Malikah is from Arabic and means queen or female ruler.
Malikah is the Arabic feminine form of Malik, one of the most resonant words in the Semitic language family. Malik means 'king' in Arabic — and Malikah, therefore, means 'queen.' The name shares its root with the Hebrew 'melech' and appears in the Quran as one of the ninety-nine names of God: Al-Malik, the Sovereign.
To bear a derivative of this name is to carry an ancient declaration of sovereignty, dignity, and divine authority. Across the Arab world, North Africa, and the broader Muslim diaspora, Malikah has been borne by queens and noblewomen, but also by ordinary women whose families wished to invest them with regal expectation. In the Ottoman era, the title 'Malikah' was used for queens consort, and the name carried enormous social weight in court culture from Baghdad to Andalusia.

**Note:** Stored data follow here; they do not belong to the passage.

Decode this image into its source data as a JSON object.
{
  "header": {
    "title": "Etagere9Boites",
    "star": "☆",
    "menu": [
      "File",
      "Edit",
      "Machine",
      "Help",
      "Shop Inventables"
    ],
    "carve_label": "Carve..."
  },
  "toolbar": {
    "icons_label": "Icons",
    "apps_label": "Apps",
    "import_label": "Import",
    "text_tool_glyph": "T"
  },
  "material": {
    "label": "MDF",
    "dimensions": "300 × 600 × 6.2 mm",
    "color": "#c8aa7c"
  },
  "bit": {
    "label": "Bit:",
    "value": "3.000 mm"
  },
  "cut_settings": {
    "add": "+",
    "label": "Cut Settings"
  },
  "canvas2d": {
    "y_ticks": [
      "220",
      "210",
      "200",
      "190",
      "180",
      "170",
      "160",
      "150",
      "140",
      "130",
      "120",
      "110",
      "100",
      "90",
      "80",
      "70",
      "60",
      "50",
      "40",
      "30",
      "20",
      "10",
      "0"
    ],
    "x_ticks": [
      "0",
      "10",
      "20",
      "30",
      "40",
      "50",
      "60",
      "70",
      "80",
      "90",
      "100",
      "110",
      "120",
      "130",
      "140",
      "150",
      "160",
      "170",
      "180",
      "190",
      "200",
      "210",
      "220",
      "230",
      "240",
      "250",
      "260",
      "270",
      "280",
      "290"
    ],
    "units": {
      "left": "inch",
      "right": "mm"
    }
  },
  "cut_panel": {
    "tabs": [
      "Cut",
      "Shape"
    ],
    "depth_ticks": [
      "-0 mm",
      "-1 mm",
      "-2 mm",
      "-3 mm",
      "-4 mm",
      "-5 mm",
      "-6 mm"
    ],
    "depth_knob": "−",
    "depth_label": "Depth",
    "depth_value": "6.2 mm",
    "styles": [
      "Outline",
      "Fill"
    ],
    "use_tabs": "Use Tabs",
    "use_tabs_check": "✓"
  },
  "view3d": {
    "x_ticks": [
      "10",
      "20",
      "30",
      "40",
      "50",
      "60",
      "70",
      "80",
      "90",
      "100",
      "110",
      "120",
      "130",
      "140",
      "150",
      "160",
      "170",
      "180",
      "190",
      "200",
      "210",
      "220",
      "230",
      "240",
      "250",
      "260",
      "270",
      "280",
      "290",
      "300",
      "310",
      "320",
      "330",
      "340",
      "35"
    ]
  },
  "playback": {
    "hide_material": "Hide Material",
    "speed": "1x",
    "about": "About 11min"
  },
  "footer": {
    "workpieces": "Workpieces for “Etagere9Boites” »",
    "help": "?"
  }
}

Perhaps most famously in the Western imagination, the name entered popular culture through its phonetic echo in names like Malika and Malaika, which spread across sub-Saharan Africa through centuries of Islamic scholarly and commercial contact. In contemporary usage, Malikah sits at the intersection of Afrocentric naming traditions, Islamic heritage, and a broader cultural reclamation of names with clear, powerful meanings. It surged in visibility in the late twentieth century as African American families sought names rooted in African and Arabic linguistic traditions. With its confident rhythm and unmistakable meaning, Malikah remains a name that announces itself with quiet grandeur.